Figure 6 shows the spatial distribution of 1440 CFD simulation points. The three axes correspond to rotational speed, inlet temperature, and inlet pressure, while the inlet volumetric flow rate is mapped through a color scale. This point cloud indicates that the CFD cases were generated by conducting structured sampling in the multi-dimensional operating space, which helps to verify that this database covers a wide range of target operating conditions. The ranges of inlet pressure, inlet temperature, rotational speed, and inlet volumetric flow rate were determined according to the design condition, factory performance curve, and actual allowable operating envelope of the compressor. The structured sampling strategy covers both the design condition and typical off-design states, including low-speed, high-speed, low-flow, and high-flow conditions. Therefore, the CFD database is not limited to a narrow neighborhood around the design point but covers the main operating region required for healthy-state baseline construction.

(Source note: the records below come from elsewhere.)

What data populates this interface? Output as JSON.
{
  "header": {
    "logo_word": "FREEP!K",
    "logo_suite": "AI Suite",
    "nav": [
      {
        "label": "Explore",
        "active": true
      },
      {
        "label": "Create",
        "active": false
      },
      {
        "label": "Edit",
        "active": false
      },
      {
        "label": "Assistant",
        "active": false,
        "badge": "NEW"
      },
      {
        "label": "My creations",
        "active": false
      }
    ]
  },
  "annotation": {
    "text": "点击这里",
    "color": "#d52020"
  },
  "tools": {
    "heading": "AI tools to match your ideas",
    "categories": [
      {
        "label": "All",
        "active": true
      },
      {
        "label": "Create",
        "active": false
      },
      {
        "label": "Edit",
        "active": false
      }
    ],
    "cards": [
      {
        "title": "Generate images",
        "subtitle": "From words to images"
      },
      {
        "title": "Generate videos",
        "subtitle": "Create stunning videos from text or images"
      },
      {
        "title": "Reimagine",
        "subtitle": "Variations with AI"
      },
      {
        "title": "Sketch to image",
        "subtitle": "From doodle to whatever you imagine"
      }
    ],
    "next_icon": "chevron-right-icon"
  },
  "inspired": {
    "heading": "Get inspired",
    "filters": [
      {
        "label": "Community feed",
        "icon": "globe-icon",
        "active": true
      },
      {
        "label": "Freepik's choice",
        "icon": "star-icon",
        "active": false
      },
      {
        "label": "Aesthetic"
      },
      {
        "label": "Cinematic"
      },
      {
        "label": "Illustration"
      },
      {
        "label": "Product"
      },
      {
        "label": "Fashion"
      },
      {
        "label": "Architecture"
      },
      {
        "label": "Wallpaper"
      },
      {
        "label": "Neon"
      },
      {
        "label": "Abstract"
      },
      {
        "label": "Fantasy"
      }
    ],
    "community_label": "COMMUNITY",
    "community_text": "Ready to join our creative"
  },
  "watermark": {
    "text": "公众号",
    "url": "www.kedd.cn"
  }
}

3.2. Factory-Data Quality and Uncertainty Characterization
A total of 344 sets of factory test data were used in this study. To ensure data quality, the raw measurements were screened according to thermodynamic steady-state criteria before being used for model correction and validation. A sample was regarded as quasi-steady only when the variations in inlet pressure, inlet temperature, rotational speed, and inlet volumetric flow rate within a 5 min window were lower than 0.3%, 0.5 K, 0.2%, and 1%, respectively. Samples failing these criteria were excluded from the factory-data correction dataset.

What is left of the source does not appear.